Spain the new top destination for refugees

More refugees are now arriving in Spain than in the past twelve years, and the number has for the first time exceeded those arriving in Italy. The new head of Spain's conservative Popular Party, Pablo Casado, has accused the Socialist Prime Minister Pedro Sánchez of luring millions of African refugees to the country with his do-gooder policy. Commentators rake Casado over the coals.

Open/close all quotes (ES) /

Fact checking exposes populist propaganda

Pablo Casado is distorting the facts, editor-in-chief Ignacio Escolar writes in

“No one has said anything about 'giving them all papers' and we are not facing the problem of 'millions of Africans' coming to Spain. So far this year around 24,000 immigrants have arrived in Spain by sea or by crossing the borders in Ceuta and Melilla. ... And the rise in migration from Africa's coast to Spain began long before the Socialists came to power. The figures, which speak for themselves, started going up in 2013 and have jumped upwards since 2016, when the People's Party [which Casado now leads] was still in power.”

Público (PT) /

It's easy to boycott a solution

Politicians like Casado are fuelling populism, Público criticises:

“Such a tone signalises contempt for public debate and the community these politicians are supposed to serve. When careless demagogy drowns out the truth, democracy is in danger. ... If these politicians want to secure the borders they should first try to help build up a stronger, more efficient EU. Because the border in Melilla or on Sardinia's rugged coastline won't resolve the migration problem. They should start by making their own contribution towards establishing a truly European refugee policy - not boycotting every attempt in this direction. This, however, would require true statesmanship, and that isn't really in vogue in Europe right now.”

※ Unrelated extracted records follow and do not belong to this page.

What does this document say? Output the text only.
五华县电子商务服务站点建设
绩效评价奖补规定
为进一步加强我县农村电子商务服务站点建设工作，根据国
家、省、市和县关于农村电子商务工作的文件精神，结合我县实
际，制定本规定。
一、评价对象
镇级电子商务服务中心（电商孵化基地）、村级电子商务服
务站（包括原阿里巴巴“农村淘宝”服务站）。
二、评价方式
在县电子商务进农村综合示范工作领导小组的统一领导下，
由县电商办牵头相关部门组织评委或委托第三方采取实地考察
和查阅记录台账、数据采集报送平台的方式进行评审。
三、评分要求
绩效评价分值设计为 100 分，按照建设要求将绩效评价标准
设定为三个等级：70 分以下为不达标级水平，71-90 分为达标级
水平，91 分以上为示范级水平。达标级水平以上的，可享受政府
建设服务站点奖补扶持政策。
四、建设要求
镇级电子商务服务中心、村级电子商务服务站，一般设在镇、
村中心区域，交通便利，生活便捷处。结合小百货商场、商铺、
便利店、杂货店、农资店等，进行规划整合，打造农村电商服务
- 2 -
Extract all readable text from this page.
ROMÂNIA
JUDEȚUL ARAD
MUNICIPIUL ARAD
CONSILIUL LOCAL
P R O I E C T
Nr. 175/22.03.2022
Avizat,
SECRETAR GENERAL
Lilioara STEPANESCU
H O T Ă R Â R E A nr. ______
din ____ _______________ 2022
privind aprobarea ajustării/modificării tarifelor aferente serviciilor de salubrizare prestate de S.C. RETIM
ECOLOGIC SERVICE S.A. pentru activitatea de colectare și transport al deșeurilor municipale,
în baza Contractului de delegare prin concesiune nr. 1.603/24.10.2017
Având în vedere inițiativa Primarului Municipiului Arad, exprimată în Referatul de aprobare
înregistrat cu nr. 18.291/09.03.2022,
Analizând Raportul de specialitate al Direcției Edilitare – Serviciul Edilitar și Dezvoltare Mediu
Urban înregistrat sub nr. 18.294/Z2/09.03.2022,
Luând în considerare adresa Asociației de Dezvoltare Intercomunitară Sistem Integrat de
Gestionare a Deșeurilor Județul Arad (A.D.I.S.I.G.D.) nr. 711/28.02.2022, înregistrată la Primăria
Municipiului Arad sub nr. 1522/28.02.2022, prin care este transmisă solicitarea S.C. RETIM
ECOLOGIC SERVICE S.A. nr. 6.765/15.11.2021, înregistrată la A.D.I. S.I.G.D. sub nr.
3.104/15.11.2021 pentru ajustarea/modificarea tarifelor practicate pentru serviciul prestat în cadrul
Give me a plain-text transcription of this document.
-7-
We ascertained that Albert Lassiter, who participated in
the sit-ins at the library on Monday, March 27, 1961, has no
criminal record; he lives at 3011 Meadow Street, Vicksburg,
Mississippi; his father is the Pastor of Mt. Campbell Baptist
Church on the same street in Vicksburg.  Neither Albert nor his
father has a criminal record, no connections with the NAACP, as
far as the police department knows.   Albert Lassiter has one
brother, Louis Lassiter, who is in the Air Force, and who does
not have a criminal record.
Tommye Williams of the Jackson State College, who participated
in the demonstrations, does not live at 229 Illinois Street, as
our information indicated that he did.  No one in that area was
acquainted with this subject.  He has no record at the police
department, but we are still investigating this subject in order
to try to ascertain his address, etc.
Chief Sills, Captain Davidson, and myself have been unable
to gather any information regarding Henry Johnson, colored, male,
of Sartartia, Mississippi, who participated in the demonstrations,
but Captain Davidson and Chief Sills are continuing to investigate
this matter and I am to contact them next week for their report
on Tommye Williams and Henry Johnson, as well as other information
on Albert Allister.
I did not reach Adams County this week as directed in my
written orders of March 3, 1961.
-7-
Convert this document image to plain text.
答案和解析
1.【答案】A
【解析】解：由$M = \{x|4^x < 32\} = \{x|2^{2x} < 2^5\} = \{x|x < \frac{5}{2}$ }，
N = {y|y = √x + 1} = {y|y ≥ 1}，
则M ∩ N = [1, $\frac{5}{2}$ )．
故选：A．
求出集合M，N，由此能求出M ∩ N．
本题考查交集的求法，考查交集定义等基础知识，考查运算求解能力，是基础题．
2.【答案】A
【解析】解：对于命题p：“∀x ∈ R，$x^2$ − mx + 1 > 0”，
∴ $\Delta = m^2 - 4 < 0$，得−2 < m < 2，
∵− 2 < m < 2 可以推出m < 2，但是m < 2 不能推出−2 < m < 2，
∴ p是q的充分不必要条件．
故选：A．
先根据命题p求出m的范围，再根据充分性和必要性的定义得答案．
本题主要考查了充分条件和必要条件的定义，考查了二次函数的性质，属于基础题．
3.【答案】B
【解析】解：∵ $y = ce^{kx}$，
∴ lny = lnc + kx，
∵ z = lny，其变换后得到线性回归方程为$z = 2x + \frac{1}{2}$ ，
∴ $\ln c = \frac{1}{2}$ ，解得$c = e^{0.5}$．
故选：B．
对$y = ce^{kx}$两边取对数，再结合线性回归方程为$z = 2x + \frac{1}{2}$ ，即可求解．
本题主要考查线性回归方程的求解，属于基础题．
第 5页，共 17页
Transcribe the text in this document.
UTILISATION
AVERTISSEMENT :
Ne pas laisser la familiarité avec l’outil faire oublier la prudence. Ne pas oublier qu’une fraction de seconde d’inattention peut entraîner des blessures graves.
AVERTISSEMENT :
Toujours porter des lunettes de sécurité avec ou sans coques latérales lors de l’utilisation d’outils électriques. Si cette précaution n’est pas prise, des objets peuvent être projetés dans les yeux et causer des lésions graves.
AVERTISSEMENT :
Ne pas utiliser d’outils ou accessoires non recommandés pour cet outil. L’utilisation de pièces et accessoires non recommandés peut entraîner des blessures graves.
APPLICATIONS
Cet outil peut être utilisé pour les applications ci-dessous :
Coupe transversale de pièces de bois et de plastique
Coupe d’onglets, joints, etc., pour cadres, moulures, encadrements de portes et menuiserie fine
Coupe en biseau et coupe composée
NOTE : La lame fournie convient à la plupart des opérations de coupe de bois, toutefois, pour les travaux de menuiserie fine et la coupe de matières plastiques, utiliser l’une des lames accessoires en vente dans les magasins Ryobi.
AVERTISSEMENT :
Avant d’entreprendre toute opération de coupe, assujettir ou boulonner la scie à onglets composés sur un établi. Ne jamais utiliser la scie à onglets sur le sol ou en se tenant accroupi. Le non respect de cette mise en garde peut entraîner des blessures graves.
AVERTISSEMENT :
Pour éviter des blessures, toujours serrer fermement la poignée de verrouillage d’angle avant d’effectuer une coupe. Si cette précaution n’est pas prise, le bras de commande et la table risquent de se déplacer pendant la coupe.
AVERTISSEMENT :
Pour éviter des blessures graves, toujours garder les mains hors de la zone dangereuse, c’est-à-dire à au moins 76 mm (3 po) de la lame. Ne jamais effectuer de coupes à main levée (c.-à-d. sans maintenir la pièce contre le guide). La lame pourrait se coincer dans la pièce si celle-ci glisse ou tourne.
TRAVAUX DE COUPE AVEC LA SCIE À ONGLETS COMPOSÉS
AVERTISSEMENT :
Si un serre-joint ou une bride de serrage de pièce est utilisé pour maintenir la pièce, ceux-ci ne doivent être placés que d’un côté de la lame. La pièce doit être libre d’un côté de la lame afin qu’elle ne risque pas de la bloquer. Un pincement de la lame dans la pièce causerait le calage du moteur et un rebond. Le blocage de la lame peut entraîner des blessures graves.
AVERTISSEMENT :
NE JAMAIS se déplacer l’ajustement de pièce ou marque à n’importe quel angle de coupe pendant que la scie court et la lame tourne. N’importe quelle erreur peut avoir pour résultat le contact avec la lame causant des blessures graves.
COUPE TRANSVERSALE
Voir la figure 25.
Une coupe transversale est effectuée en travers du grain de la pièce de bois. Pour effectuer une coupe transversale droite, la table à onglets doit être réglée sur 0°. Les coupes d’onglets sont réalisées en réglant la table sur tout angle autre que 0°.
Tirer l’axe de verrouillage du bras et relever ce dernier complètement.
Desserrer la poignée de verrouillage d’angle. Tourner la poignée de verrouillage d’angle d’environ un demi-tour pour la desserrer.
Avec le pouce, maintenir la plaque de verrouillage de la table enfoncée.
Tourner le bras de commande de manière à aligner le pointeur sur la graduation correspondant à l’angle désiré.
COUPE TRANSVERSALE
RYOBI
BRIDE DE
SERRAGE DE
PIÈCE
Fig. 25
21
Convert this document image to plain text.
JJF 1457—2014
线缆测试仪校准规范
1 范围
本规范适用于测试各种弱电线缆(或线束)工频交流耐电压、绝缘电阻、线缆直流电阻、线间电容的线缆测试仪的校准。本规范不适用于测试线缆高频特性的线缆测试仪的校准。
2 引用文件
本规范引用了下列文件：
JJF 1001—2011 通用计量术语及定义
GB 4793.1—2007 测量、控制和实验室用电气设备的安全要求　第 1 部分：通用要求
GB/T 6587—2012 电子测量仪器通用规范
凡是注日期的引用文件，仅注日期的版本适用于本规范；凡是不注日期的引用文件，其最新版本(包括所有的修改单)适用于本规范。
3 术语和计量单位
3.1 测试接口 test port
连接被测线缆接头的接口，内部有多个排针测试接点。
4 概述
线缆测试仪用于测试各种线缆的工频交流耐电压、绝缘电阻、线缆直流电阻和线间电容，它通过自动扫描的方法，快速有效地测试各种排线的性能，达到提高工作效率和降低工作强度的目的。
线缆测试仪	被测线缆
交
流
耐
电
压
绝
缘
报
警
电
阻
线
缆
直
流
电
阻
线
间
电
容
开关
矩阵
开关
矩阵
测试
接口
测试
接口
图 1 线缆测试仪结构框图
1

Frankfurter Allgemeine Zeitung (DE) /

Spain as a testing ground

For the Frankfurter Allgemeine Zeitung Spain now has the chance to try out new approaches in migration policy:

“As opposed to the right-wing populists in Italy, the minority government in Madrid believes in the EU, and can now show that it too wants a joint solution. Prime Minister Sánchez is very open to the idea also put forward by French President Emmanuel Macron of setting up 'closed centres' - which the Spaniard prefers to call 'safe havens'. There it could be determined as quickly as possible who needs protection and who doesn't. ... Thanks to the extensive funding that the EU Commission has earmarked for such centres, Spain could do things differently - and better - this time round, without becoming a huge waiting room like Greece did.”

ABC (ES) /

Madrid sending the wrong message

For ABC it's crystal clear who is responsible for the rising number of refugees in Spain:

“The government not only decided to take in the Aquarius, it also turned its arrival at the port in Valencia into a global exhibition of humanitarian goodness. ... At the same time it announced with great pomp and circumstance plans to guarantee universal healthcare for irregular migrants and to dismantle the Nato razor wire. ... It makes no sense to ask Morocco to stop immigration at the border fences if at the same time the Spanish government puts on a media circus with the arrival of the Aquarius and facilitates the mafias' trade by treating immigrants who arrive illegally in the same way it treats those who arrive legally.”

Wiener Zeitung (AT) /

Those who step in to help are punished

The growing number of refugees coming to Spain shows how quickly migrants and traffickers adjust to political circumstances, the Wiener Zeitung notes:

“Italy closes its ports as the world watches, Spain does the opposite - and in no time the number of illegal arrivals in Andalusia has skyrocketed. Italy's far right is making headway, and these developments only make it feel stronger. Spain's fragile left not only does not have a majority, but now also has another problem to boot. We are experiencing in real time a political dynamic in Europe that no one could wish for: those who help only do themselves harm, those who don't help are rewarded. That will have lasting consequences. Also in view of absolute migration numbers, which despite the fact that they are on the rise are still significantly below previous levels.”